Compare and contrast

Girl #1: It's like putting a band-aid on when you need stitches.
Girl #2: Oh, thats a good one.
Girl #3: Yeah, and then the band-aid falls off and it gets infected.
Girl #1: And then you get gangrene and you leg falls off.
Girl #3: Only we could be trying to be supportive and morbid at the same time…

Belleville, Pennsylvania

English teacher: Going around is a sheet with some 1920s slang, so you can get used to it before we start reading The Great Gatsby. Okay, so, everyone knows what a flapper is…?
Tenth grader: Oh, like a transvestite, right?

Tinton Falls, New Jersey

Lecturer, about advertisements: A hug that lasts all day?
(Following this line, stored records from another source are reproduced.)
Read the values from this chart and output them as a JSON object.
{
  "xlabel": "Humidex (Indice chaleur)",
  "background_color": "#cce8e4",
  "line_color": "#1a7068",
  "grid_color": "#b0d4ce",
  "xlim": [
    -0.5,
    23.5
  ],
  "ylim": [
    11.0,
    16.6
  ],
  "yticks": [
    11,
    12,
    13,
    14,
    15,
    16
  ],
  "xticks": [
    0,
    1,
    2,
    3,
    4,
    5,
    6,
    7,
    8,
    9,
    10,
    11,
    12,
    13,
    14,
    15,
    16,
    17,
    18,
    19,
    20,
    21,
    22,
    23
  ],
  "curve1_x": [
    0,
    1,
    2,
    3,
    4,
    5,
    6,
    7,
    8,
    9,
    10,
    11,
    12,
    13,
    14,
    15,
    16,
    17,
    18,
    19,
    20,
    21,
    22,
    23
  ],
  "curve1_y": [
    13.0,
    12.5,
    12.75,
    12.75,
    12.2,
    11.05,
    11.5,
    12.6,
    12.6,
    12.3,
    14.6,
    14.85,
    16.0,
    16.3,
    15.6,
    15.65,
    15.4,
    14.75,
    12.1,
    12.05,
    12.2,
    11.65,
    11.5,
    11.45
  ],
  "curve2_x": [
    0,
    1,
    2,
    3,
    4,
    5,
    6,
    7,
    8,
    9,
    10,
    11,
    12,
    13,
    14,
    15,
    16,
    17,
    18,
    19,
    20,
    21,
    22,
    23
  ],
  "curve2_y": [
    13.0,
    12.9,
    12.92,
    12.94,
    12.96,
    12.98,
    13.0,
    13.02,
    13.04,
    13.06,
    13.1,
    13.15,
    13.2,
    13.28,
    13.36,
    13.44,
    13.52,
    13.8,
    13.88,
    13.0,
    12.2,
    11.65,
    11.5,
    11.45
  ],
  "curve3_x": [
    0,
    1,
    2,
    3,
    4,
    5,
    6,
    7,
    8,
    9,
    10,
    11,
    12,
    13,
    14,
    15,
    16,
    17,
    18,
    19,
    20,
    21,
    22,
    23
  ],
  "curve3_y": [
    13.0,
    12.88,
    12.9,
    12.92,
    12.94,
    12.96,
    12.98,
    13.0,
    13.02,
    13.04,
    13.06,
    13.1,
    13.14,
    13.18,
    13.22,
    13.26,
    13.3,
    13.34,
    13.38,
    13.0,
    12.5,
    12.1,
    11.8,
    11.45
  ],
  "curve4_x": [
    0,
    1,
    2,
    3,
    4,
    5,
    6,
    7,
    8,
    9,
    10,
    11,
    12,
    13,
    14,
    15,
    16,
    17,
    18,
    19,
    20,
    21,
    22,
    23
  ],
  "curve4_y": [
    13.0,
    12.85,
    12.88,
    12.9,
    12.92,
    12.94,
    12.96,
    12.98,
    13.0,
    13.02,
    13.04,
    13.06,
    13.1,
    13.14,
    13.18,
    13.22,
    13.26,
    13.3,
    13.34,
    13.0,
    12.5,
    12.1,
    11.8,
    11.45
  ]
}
What is that, like bondage?

Urbana, Illinois

Guy: I've heard that old people have the stickiest fingers.

Arvada, Colorado

30-something black man on cell: Yeah. Put ketchup on it, it tastes like spaghetti!

All Star Cafe
Berkeley, California

25-year-old man: Hey, Bella, I got you funyuns!
Five-year-old girl: Ewwww!
25-year-old man: Well, fuck you then.

Lake View Terrace, California

Overheard by: James Jameson

Young ice cream customer: I'm going to get a large sundae.
Competitive young ice cream customer: Oh, yeah? I once had a sundae that was so big it was…it was… (thinks about it) up to the top of Jesus!

Dairy Queen
Victoria
Canadia

Overheard by: bemused in Dairy Queen

Teacher to students: And then you thought we were going to an imaginary place…but it was Louisiana!

High School English Class
Sweden

Overheard by: It was real?

Woman: You should shop at Lane Bryant!
Girl: Mom, that's a fat girls store!
Woman: I shopped there when I was 17, and you're much fatter that I was!

Hendersonville, Tennessee

Overheard by: Tanner

Sober teen: The mall is, like, all about clothes now.